I did have the privilege of roomming with someone who graduated from Harvard. Didn't make me feel like I missed out on anything. He is currently AWOL, having escaped creditors and potentially the law a year ago with empty promises to pick up his junk and take care of phone bills (to give you an idea of how that went, we all switched to cell phones). In the process of removing his stuff, we came across his writings--pages of what were supposed to be his graduate level compositions. I thought I had an eighth grade reading level upon entering undergrad. I thought wrong. Either that, or his papers were grade-level five or six.

And they were graded favorably by his teachers!

Big name schools do not make one smarter or better, but they do validate one's prestige and self-importance. And if today's stock of prestiguous, self-important people don't impress you all that much, then you and I didn't miss much, Bret. And we should be glad that the morons we worked side by side with at The Gatepost and elsewhere didn't attend Harvard. Because they didn't, the damage they did was only small scale.

Do I think graduating from big schools are the only way to accomplish big things? No, but I do think that small time fuck-ups graduating from schools like Harvard and Yale can be handed opportunities to created even larger craters than they could by going to Dean or Bridgewater.

And remember: G.W. graduated from Yale and Harvard. How hard can it be?

(P.S. I think a more poignant essay would be how writing standards have lowered incredibly in all educational divisions except English. Any thoughts?)

5 comments:

Anonymous said...

The "F" Bomb: I'm always afraid to tell people not only did I attend "Route 9 High," but I couldn't even complete my degree work there.

Yes, I think too much weight is put on where the education is obtained. I think what one does with the education is more important.

-Dale

Chad Parenteau said...

Hey, Dale!

Try telling people what you accomplished....and then looking in their eyes as they wonder why you did it in the first place. Heh.

JM said...

Hi Chad,

RE: Bret's comment about attending a state college.

I believe one should get over this alleged stigma as soon as humanly possible as it is merely a reflection of one's own crippling lack of self-esteem.

When someone asks me where I went to school, I lie. "I didn't go to college, but I read a whole lot of books, got drunk and smoked some pot between 1988 and 1995."

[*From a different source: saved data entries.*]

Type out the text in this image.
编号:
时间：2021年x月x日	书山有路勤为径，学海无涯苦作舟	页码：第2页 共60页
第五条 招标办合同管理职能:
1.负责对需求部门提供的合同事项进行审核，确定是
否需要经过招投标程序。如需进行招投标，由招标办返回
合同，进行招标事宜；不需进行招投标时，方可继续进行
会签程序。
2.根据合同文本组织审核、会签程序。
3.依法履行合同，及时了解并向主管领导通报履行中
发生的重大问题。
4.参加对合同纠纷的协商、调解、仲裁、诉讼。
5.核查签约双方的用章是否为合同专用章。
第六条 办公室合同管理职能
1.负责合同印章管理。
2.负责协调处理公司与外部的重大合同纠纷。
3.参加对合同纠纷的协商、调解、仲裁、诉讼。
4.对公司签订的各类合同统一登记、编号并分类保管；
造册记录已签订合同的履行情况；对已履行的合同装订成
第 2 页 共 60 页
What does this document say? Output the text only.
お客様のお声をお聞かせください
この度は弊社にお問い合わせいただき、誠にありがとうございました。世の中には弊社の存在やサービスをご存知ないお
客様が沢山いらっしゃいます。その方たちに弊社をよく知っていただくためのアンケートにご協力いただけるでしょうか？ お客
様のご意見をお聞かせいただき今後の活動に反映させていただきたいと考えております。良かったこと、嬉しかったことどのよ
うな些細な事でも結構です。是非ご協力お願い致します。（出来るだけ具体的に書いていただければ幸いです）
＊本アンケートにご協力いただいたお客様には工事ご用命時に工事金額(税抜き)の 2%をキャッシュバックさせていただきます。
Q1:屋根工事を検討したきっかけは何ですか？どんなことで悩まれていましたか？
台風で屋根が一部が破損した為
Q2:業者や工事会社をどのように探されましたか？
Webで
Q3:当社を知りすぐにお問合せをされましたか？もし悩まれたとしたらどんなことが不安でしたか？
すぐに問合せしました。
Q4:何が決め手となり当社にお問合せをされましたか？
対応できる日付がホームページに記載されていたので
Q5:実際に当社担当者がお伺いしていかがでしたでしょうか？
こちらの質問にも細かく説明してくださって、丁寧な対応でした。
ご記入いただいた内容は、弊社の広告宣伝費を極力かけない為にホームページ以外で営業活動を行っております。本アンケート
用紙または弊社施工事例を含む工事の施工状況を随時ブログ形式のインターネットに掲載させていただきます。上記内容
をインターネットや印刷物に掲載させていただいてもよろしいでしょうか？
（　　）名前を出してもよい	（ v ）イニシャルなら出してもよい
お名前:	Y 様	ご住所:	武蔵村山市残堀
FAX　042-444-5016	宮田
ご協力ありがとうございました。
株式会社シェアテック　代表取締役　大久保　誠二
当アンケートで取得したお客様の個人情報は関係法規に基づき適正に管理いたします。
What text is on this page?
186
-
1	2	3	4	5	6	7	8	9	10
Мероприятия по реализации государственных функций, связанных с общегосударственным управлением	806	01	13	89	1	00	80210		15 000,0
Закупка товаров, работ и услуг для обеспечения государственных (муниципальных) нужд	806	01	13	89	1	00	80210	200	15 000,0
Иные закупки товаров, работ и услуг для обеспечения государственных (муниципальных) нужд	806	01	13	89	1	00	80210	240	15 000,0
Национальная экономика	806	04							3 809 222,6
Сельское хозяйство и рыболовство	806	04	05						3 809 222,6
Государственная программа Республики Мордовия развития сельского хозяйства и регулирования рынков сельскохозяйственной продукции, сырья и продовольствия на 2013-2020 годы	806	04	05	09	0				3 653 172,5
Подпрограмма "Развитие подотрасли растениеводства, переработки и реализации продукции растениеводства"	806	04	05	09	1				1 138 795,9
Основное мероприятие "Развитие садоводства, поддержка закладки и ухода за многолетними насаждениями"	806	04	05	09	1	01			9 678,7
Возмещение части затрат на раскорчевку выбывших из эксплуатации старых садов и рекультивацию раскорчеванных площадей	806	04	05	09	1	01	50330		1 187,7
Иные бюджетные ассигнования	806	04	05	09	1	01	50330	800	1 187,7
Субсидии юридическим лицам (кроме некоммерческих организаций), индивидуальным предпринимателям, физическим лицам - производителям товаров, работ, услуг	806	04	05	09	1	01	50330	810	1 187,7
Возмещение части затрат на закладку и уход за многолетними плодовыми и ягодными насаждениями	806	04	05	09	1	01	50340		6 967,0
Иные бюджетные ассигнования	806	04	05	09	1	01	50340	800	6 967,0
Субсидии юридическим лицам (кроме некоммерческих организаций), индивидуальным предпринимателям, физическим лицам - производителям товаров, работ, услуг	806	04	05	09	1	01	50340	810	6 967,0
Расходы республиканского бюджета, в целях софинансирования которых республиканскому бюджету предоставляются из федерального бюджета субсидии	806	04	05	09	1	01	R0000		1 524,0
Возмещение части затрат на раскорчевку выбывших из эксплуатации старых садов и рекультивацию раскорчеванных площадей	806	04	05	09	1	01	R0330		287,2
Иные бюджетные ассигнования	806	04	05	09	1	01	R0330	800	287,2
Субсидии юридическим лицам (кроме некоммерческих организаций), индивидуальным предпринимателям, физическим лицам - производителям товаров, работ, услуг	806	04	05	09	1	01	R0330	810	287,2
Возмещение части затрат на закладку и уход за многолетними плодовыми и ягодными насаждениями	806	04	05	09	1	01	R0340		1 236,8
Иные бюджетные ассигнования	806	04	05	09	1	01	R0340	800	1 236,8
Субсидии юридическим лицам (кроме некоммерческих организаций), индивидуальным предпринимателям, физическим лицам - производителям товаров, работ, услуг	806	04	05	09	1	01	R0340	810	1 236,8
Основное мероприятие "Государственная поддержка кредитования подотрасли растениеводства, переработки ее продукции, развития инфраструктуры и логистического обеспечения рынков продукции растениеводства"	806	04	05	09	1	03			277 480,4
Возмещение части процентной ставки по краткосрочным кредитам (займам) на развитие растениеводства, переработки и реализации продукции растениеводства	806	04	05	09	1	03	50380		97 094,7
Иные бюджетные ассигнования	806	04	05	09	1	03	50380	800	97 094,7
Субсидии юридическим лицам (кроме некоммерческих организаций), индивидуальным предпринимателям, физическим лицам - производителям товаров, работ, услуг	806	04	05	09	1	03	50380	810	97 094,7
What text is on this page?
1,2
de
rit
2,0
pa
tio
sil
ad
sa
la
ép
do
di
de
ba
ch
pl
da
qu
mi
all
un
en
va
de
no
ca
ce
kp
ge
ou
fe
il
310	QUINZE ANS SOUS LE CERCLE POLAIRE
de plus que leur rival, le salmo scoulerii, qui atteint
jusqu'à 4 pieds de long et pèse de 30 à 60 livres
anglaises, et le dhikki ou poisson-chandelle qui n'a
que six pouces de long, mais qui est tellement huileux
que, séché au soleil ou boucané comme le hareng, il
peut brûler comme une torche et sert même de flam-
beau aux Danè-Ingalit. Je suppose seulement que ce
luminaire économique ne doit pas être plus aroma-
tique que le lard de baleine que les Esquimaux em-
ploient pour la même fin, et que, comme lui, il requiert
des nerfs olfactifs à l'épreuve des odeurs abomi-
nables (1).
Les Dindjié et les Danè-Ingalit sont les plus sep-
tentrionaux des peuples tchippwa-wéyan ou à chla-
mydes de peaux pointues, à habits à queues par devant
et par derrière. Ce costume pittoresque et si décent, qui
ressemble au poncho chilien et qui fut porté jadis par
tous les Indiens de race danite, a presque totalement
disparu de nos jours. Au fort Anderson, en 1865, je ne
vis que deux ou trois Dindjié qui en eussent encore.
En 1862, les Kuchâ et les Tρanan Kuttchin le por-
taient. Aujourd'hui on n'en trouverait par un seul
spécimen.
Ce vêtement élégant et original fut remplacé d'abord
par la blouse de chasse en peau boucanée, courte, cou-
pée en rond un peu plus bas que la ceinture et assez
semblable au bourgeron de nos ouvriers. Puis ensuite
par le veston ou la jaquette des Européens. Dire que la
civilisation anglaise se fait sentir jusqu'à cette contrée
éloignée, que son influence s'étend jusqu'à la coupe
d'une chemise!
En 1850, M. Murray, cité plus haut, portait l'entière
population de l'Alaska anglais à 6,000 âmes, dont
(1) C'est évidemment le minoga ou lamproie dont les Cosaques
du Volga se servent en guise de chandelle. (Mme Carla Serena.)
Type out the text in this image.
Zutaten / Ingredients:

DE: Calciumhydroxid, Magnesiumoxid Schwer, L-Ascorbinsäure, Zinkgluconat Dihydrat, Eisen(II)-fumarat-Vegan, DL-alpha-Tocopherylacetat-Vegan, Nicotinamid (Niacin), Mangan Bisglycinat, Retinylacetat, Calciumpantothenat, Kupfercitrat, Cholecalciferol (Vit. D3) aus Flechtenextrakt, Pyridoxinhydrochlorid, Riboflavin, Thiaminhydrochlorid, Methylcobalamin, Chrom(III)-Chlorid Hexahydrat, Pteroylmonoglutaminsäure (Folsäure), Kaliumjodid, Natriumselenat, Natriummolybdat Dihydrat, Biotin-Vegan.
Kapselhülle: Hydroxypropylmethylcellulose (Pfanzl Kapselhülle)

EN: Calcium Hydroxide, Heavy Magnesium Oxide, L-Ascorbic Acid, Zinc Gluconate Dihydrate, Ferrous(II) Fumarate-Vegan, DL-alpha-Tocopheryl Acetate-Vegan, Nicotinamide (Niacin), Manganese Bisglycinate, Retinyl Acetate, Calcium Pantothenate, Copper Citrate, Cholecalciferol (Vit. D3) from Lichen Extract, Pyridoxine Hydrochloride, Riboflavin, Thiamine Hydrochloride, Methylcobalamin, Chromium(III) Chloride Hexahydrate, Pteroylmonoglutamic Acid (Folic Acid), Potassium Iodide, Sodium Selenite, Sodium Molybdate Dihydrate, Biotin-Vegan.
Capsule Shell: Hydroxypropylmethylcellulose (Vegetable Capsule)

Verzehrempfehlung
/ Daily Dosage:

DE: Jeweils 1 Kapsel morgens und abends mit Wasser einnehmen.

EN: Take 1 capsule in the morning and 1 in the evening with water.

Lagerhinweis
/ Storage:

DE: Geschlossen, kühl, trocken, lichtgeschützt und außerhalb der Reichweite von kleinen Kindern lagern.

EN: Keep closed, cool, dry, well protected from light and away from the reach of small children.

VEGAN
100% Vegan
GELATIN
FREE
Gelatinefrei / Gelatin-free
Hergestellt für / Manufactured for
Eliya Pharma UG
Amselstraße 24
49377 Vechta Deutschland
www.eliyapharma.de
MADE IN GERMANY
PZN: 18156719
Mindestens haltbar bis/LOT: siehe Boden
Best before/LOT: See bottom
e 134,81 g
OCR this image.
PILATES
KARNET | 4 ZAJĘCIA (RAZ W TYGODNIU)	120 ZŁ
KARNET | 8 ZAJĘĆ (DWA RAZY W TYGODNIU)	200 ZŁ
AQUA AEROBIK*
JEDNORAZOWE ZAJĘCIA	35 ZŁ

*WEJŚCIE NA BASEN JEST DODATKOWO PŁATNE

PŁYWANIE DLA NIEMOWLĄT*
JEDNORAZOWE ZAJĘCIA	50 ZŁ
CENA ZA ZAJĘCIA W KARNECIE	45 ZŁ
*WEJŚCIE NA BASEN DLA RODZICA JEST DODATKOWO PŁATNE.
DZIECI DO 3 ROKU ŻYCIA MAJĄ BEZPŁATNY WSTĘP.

Believe me, that totally changes the tone of any intolerable social situation (read: all of them).

"Everything our parents said was good is bad: sun, milk, red meat, college" -- Woody Allen, 'Annie Hall'

P.S.
Writing standards have lowered in English courses, as well. I remember sitting in journalism class when a woman raised her hand to ask the professor, "When I wanna write 'She used to be my neighbor' is it 'use to' or 'used to'?"

I mean, shit. What bookless planet did this woman beam down from and why, in that we were both attending the same college, was I considered one of her peers? I prayed that the wheat and chaff would be separated by the end of that semester and to me recollection they were. To community college with you, foul wench!

Chad Parenteau said...

Thanks, JM (Jennifer Matthews?).

Ixnay on the ommunityca ollegecay opictay! That's a delicate topic, as it involves my sister and a good fraction of my coworkers at the Franklin Village Plaza Papa Ginos in Franklin, Mass.

You're absolutely right about lowered standards in the English departments. What I should have wrote was that it's the only place where there seem to be any standards at all. Mostly.

Chad Parenteau said...

Oops. Should have wrote "OLD coworkers up there." I've moved on to better things, since my high school years.